Alberta farmers should be able to poop in the great outdoors if there’s no toilet available, say farm workers reviewing the province’s workplace safety regulations.
That change was one of over a hundred recommendations made by four technical working groups tasked by the province to review how Alberta’s occupational safety and health rules should apply to farms and ranches. The province released the working groups’ reports last week.
The province passed the controversial farm safety law Bill 6 in December 2015. The law puts paid, non-family workers under provincial occupational health and safety regulations and requires those workers to have Workers’ Compensation Board insurance coverage.
After the law sparked angry protests from farmers, the province struck six working groups to review how health and safety rules should apply to farms. Recommendations from two of those groups (which included Sturgeon County Coun. Karen Shaw and St. Albert labour relations officer Dewey Funk as members) were accepted earlier this year.
“We’ve promised from day one that we were going to consult as widely as possible,” said Agriculture Minister Oneil Carlier in an interview.
He acknowledged that the reports were long and technical (about 200 pages total) and said that the province was working on a summary of them.
The four reports contain 142 recommendations on health and safety rules, best practices, and education.
The groups had some very candid conversations about farm safety, said Enjoy Centre co-owner Jim Hole, who represented greenhouse owners on one of the groups.
“I learned a lot. We had a lot of people from all sectors of agriculture.”
The groups were very inclusive and went out of their way to allow for dissenting opinions, said group member Don Voaklander, director of the Injury Prevention Centre at the University of Alberta.

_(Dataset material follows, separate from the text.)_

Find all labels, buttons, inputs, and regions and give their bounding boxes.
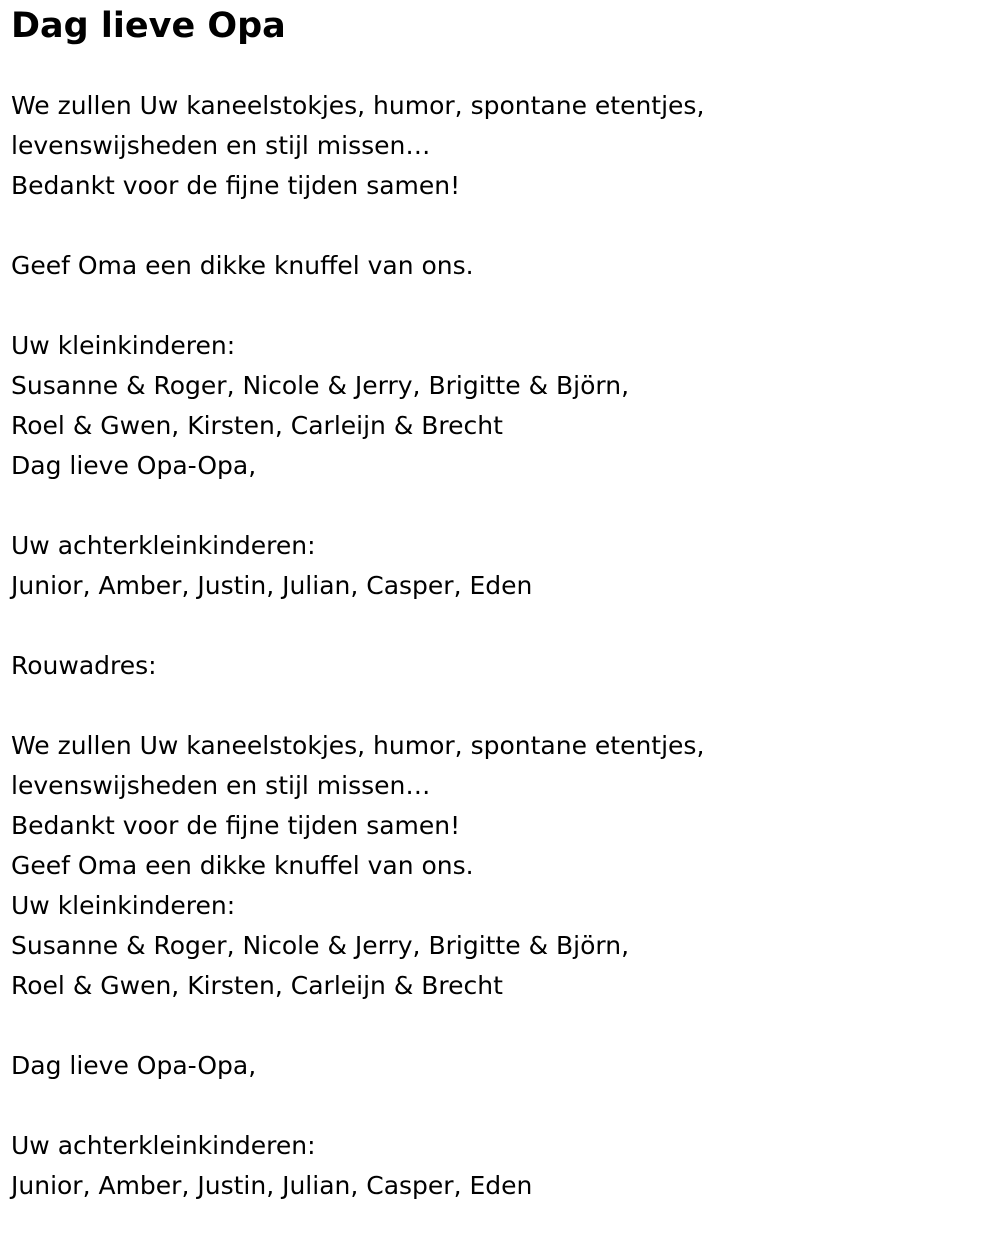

“They really tried to give voice to people who didn’t agree with everything the government was doing.”
Farming is the fourth most dangerous occupation in Canada, and farm workers deserve the same protection as any other worker in the province, Voaklander said.
But Hole said farms also have unique traits, such as animals, and family members, that set them apart from other work sites. That means you can’t apply the same rules to them without adaptation.
Many of the working group’s recommendations called for exemptions or changes to workplace safety rules as applied to farms.
One group called for farmers to be allowed to wear riding boots if they worked with horses, for example, as wearing steel-toed boots was hazardous on horses. Another wanted farmers to be able to use “the great outdoors” as a toilet, as they often work far from bathrooms. Discussion of the latter recommendation involved “a series of bad puns,” noted group chair Donald Mallon.
The groups also disagreed on some changes. While some members supported mandatory seatbelt use, others deemed it impractical, as farmers often had to drive equipment while seated backwards. There was also disagreement on whether or not rollover protection structures should be required on all tractors and ATVs.
“Everyone in the agriculture safety world knows they’re one of the primary prevention methods to keep people from dying on tractors,” Voaklander said, but some group members presented what he called “garbage” evidence to the contrary. He personally hoped the province would make rollover protectors mandatory, possibly with a rebate for retrofitting old tractors.
Hole agreed, noting that his father was one of the first in this region to add a roll-cage to his tractor.
“It may not be perfect for every situation, but the way I see it, the good outweighs the bad.”
The groups called for new guidelines on entanglements, rebates to defray the costs of safety rules, and the creation of an industry-led provincial farm safety association.
The province has yet to adopt any of the recommendations in these four reports, Carlier said. He encouraged people to read and comment on them before Jan. 15.
The reports are available at www.alberta.ca/farm-and-ranch-consultations.aspx.